Im Gegensatz zum Kap Finisterre, das in den Sommermonaten von Tausenden Pilgern als Abschluss des Jakobswegs besucht wird, ist man hier beinahe alleine und kann verstehen, dass man an dieser Küste vom Ende der Welt spricht. Eine der berühmtesten Wallfahrtskirchen Galiciens – San Andrés de Teixido – findet man zwischen Cedeira und Cariño, hoch über der Steilküste.
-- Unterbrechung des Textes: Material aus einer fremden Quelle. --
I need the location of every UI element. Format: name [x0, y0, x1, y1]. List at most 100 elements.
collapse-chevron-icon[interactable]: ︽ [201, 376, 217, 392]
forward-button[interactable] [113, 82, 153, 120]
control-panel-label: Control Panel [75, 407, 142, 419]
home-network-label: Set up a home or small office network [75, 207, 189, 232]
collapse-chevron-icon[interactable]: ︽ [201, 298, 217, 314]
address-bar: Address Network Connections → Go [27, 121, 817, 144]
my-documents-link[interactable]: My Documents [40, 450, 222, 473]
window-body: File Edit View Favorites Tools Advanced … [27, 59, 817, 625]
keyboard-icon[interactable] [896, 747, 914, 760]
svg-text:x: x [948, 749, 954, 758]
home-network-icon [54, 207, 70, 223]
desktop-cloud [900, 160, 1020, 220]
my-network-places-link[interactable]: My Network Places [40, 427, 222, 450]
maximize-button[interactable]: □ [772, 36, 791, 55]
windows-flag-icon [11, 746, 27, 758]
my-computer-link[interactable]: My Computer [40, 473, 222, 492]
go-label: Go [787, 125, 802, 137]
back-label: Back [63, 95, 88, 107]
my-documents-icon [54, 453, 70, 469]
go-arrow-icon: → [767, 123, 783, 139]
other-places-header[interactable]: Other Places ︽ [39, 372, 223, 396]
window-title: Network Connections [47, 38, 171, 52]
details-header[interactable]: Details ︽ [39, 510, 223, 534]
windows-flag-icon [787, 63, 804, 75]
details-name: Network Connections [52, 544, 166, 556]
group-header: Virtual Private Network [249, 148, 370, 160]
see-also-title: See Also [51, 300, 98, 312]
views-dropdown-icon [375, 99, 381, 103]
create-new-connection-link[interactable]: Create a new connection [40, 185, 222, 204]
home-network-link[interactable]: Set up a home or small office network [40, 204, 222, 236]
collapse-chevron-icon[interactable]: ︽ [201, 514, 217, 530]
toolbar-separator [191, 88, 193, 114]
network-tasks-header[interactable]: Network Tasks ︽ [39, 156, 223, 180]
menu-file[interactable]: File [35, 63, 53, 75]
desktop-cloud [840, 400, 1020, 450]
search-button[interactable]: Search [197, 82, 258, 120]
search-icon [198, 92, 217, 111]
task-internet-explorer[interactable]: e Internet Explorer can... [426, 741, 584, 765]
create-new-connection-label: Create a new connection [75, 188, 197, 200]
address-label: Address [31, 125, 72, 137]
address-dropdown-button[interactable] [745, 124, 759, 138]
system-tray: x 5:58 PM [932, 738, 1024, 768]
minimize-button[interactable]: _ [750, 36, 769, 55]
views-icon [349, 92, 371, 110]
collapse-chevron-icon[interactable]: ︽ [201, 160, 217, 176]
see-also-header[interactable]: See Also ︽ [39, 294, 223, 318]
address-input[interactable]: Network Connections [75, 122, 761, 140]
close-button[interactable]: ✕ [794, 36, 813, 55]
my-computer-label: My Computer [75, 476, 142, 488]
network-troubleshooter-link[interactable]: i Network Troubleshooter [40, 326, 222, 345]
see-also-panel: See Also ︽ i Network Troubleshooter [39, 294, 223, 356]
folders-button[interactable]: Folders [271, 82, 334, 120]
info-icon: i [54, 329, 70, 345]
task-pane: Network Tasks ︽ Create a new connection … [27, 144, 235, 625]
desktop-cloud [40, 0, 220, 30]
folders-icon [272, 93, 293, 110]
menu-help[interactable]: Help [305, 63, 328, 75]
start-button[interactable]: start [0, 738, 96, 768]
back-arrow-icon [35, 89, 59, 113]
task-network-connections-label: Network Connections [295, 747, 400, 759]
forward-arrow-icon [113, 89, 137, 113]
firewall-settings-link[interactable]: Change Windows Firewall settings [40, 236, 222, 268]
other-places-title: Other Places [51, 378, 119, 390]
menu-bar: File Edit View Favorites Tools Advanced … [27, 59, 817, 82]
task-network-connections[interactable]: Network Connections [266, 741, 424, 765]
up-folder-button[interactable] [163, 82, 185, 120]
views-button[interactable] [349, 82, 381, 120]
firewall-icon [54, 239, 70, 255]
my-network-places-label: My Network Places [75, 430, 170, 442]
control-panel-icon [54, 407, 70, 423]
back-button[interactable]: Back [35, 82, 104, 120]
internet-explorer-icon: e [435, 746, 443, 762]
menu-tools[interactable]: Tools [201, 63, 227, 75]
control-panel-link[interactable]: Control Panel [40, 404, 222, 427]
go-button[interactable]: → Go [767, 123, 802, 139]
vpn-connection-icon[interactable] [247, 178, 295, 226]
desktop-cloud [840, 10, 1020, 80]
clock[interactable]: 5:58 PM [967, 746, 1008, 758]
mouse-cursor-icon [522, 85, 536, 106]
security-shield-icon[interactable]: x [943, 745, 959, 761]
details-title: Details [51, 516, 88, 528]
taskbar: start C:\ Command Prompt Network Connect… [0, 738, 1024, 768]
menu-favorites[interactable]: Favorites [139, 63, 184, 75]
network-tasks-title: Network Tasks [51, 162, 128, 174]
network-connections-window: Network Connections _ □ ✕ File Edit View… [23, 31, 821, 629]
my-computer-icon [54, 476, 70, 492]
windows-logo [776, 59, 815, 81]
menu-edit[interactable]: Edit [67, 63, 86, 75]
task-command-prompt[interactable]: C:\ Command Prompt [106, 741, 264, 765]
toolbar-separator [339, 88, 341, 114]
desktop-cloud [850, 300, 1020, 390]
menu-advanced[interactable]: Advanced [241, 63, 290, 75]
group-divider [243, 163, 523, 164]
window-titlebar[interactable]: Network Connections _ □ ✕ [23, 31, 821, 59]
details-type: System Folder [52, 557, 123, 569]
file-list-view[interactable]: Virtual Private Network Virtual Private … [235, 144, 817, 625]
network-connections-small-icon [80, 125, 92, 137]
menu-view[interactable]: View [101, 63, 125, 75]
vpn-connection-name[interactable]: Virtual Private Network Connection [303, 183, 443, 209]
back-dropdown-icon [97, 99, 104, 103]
Es ist ratsam, hier vorbeizuschauen, denn ein altes galicisches Sprichwort sagt: Wer nicht als Lebender hierherkommt, kommt als Toter in Gestalt eines Tieres wieder. Und das klingt auch nicht sonderlich verlockend … Manche Pilger nehmen die Seele eines Toten im Bus mit, lösen eine zusätzliche Fahrkarte und überlassen ihr den Fensterplatz.

Karibik mit Klimaanlage

Galicien Foto: Jimmy Lunghammer

Der Faro de Caro Vilan ist einer der ältesten Leuchttürme Spaniens. Foto: Jimmy Lunghammer

Wer die Hitze nicht gut leiden mag, ist in Galicien gut aufgehoben, auch im Sommer klettert das Thermometer selten auf über 25 Grad, wer allerdings an einem der wunderschönen, nicht überlaufenen Stränden baden will, braucht doch ein dickeres Fell. Die Buchten der nordgalicischen Rías Altas erreichen kaum 17 Grad Wassertemperatur, die geschützteren Buchten im Süden können auf erträgliche 20 Grad klettern. An Stränden wie der Praia do Rostro fühlt man sich nicht nur als Surfer im Paradies. Karibikflair mit norwegischen Wassertemperaturen.

Ganz deutlich kann man das an der Grenze zu Asturien am berühmten Praia As Catedrais (Kathedralenstrand) beobachten. Zu besichtigen ist das Phänomen nur bei Ebbe gegen Voranmeldung und mit Sicherheitspersonal, um auch wirklich kontrollieren zu können, dass alle Besucher beim Eintreffen der Flut den Strand verlassen haben. Blitzschnell steht der ganze Strand meterhoch unter Wasser. Notausstiege gibt es keine. Entkommen ist also unmöglich, falls man den Zeitpunkt für die rechtzeitige Umkehr verpasst.

Das nordwestspanische Galicien ist wild, unberührt und unvergessliche Natur. Zum Schluss kommt eben doch das Beste.